Women’s History Exhibit
– By Melissa Ziobro
Since June 2022, Girl Scouts of the Jersey Shore Cadette Troop 177 has been working with the team at InfoAge to earn their Silver Award by funding a new women’s history exhibit in our Marconi Hotel headquarters.
Girls Scout cadettes can earn a Silver Award by “researching an issue, making a plan to address it, and then taking action to improve their communities.” In this case, Giuliana Demma, Mahi Shah, and Julia Calamia first decided they wanted to partner with InfoAge in some way. Upon exploration of the site’s needs, they decided they wanted to help install a women’s history exhibit, focused on the efforts of both civilian and military women at Camp Evans and its parent installation, Fort Monmouth.
Over the course of more than a year, the girls were mentored by InfoAge trustee and Monmouth University Department of History and Anthropology Specialist Professor of Public History Melissa Ziobro – learning about the work of public historians in workshops tailored just for them, sitting in on classes at Monmouth University, and conducting original research about the history of women at Camp Evans.
On July 1, 2023 these hardworking young women presented local exhibit designer Stan Cain with close to $5,000 that they fundraised, to move into the design, fabrication, and installation phase of the project. They then proofread exhibit copy and helped with the exhibit installation. A formal exhibit opening will be announced later in the Fall.

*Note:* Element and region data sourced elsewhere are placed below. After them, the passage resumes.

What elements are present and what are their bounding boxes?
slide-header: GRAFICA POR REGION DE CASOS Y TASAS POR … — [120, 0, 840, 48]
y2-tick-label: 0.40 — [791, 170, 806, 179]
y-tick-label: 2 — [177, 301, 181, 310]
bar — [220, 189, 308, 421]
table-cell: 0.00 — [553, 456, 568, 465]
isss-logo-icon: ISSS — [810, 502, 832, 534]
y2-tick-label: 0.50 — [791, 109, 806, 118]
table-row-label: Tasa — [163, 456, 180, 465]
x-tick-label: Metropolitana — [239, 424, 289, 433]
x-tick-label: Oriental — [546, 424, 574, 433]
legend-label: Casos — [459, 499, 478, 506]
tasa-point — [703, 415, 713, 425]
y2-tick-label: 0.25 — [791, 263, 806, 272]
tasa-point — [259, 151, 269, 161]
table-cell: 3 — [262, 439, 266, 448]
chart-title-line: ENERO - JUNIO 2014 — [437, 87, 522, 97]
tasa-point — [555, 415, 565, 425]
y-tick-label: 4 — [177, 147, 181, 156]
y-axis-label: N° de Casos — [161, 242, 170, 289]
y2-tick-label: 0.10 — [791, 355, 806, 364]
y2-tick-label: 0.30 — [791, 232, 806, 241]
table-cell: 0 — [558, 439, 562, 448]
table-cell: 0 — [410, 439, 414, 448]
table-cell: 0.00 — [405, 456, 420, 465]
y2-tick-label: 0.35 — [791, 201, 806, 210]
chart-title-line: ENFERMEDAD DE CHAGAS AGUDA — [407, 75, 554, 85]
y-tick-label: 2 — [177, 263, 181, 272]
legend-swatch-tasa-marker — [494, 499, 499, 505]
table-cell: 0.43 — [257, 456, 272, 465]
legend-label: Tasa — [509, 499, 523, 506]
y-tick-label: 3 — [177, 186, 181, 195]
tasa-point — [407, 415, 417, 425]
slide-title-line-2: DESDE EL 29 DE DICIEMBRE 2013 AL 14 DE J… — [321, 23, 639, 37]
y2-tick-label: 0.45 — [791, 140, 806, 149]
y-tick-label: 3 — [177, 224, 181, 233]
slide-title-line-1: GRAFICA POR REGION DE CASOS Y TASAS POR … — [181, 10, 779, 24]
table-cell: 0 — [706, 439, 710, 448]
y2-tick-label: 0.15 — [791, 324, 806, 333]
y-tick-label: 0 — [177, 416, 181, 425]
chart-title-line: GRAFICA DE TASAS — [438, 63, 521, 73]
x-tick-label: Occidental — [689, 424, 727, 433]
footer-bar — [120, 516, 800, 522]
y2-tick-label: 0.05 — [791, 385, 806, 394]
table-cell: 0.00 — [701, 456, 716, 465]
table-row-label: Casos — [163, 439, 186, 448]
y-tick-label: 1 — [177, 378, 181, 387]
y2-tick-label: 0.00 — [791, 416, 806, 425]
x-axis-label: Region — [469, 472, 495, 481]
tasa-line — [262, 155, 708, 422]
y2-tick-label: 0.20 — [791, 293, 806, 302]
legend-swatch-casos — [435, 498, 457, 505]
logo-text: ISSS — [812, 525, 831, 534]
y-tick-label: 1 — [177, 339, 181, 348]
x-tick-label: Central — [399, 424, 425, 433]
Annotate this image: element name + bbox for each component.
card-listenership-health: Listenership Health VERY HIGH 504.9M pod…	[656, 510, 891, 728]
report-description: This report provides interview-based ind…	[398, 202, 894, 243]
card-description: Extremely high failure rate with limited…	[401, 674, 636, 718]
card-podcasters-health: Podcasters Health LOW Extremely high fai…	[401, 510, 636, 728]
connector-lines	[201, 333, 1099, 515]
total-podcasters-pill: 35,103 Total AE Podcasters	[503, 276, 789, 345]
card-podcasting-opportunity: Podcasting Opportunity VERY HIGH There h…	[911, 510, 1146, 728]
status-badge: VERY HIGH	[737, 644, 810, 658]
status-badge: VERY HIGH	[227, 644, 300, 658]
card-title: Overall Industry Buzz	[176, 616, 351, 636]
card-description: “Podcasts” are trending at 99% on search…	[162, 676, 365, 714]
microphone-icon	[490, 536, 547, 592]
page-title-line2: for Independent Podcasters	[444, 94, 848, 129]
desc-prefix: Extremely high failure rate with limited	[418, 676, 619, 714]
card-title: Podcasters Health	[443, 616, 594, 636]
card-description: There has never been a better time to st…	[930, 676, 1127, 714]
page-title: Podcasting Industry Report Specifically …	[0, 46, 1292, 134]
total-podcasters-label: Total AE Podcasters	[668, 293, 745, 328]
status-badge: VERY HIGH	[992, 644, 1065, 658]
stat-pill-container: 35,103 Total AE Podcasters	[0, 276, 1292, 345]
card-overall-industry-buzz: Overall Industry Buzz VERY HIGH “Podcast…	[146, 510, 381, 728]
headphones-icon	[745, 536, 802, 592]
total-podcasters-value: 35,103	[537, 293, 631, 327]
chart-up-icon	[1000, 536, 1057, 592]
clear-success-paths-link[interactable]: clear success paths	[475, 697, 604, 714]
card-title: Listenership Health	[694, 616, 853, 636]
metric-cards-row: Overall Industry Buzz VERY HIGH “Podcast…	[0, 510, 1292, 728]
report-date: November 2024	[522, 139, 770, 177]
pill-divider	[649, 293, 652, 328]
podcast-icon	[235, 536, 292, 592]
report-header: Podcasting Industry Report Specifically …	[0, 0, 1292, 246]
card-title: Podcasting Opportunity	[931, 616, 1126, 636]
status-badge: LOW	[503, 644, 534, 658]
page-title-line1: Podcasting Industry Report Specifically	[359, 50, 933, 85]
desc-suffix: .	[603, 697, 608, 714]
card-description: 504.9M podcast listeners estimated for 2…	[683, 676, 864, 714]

Read on for a sneak preview of the story the room tells:
Fort Monmouth hired local women to work in a civilian capacity from its very beginning during WWI. As the years went on, women found their way to the base in greater numbers and in more varied capacities. For example, the Women’s Army Corps arrived during the WWII years. The headline of the post newspaper announcing their arrival read, “Vanguard of Women’s Army Corps arrives to plan invasion of Fort.” The article began by warning men to straighten their ties and comb their hair, “press those uniforms more carefully than ever because a new impetus has been added to Army life at Fort Monmouth.”
While this is kind of playful, the Signal Corps fully appreciated the value of women in the Army. A look at the base newspaper archive shows the wide variety of roles women in uniform fulfilled on post – and how fully they were involved in life on base!
The Commanding Officer of the 15th Signal Training Regiment at Fort Monmouth, Colonel Frank H. Curtis, said of the Fort Monmouth WACs, “their pedagogical training has given them a well-diversified background…They grasp their work rapidly, and have a keen sense of loyalty. We’re glad to have them working with us.”
More than 150,000 women would serve with the Women’s Army Corps during WWII. Around 5,000 served with the Signal Corps. When WWII ended, the Army did not force women out of the service as they had following WWI. A Signal Corps board convened at Fort Monmouth in 1948 contributed to the Army’s decision to retain women in peacetime. The Board even deemed women “more adaptable and dexterous than men in the performance of certain specialties.” All the military services eventually lobbied Congress for the continued participation of women in the Armed Forces. The Women’s Armed Services Integration Act of 1948, Public Law 625, passed by the 80th Congress, consequently gave women a permanent place in the military services.
Women in uniform stayed at Fort Monmouth and its satellite installations like Camp Evans, and civilian women, who had worked on post since its WWI-era founding, increasingly entered scientific, versus clerical roles, and assumed high level leadership positions.